An "indemnity" policy pays you a percentage of your money directly to you – once you qualify on two activities of daily living out of five. Those being feeding yourself, toileting, dressing, continence, and transference (getting in and out of chairs, cars, etc. without assistance.) Or two auto-qualifiers – a doctor diagnosis of Alzheimer's or Dementia.

For those who want to go a nursing home for care, the reimbursement policy is for you. For those of you who want to stay at home, the indemnity policy pays the money directly to you and you can pay to get your home care ready. If you need to add on a main floor bedroom or bathroom so you can stay at home, you can do whatever you like.

A "reimbursement" and a "indemnity" policy together could be considered a very complimentary method of planning for care. The indemnity policy will keep you home longer but if your needs progress your reimbursement policy can kick in and pay for institutional care.

If you have an indemnity policy, you do not have to pay taxes up to $363 per day for receiving this benefit for long-term care.

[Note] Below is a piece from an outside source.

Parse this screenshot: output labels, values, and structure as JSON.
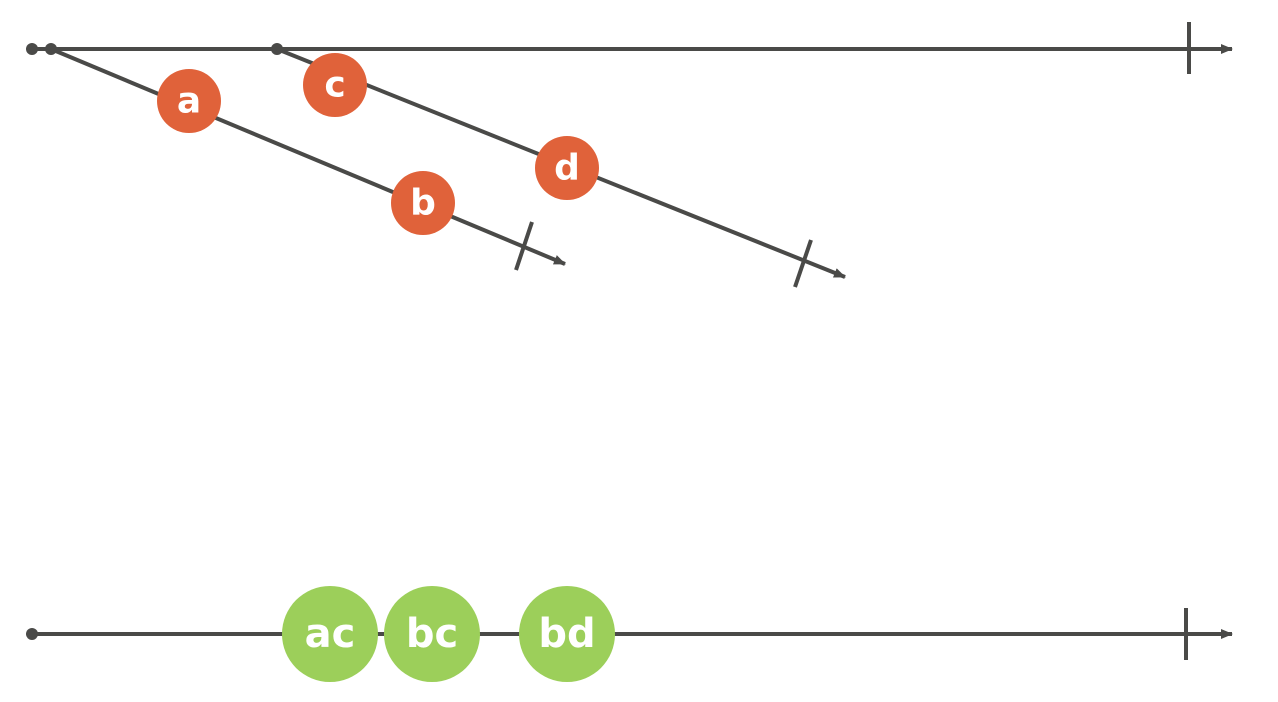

This is not a deduction.

Therefore, if you paid for care out of your own pocket, you would have to pay taxes on the IRA withdrawals and then use the standard deductions over seven percent of your income. Again, this deduction phases out with high income.

So, no, you can't just withdraw this amount from your IRA and have it be deductible to you. Only if you receive an indemnity rider benefit is this amount non-taxable.

Again, virtually anyone can qualify for this program.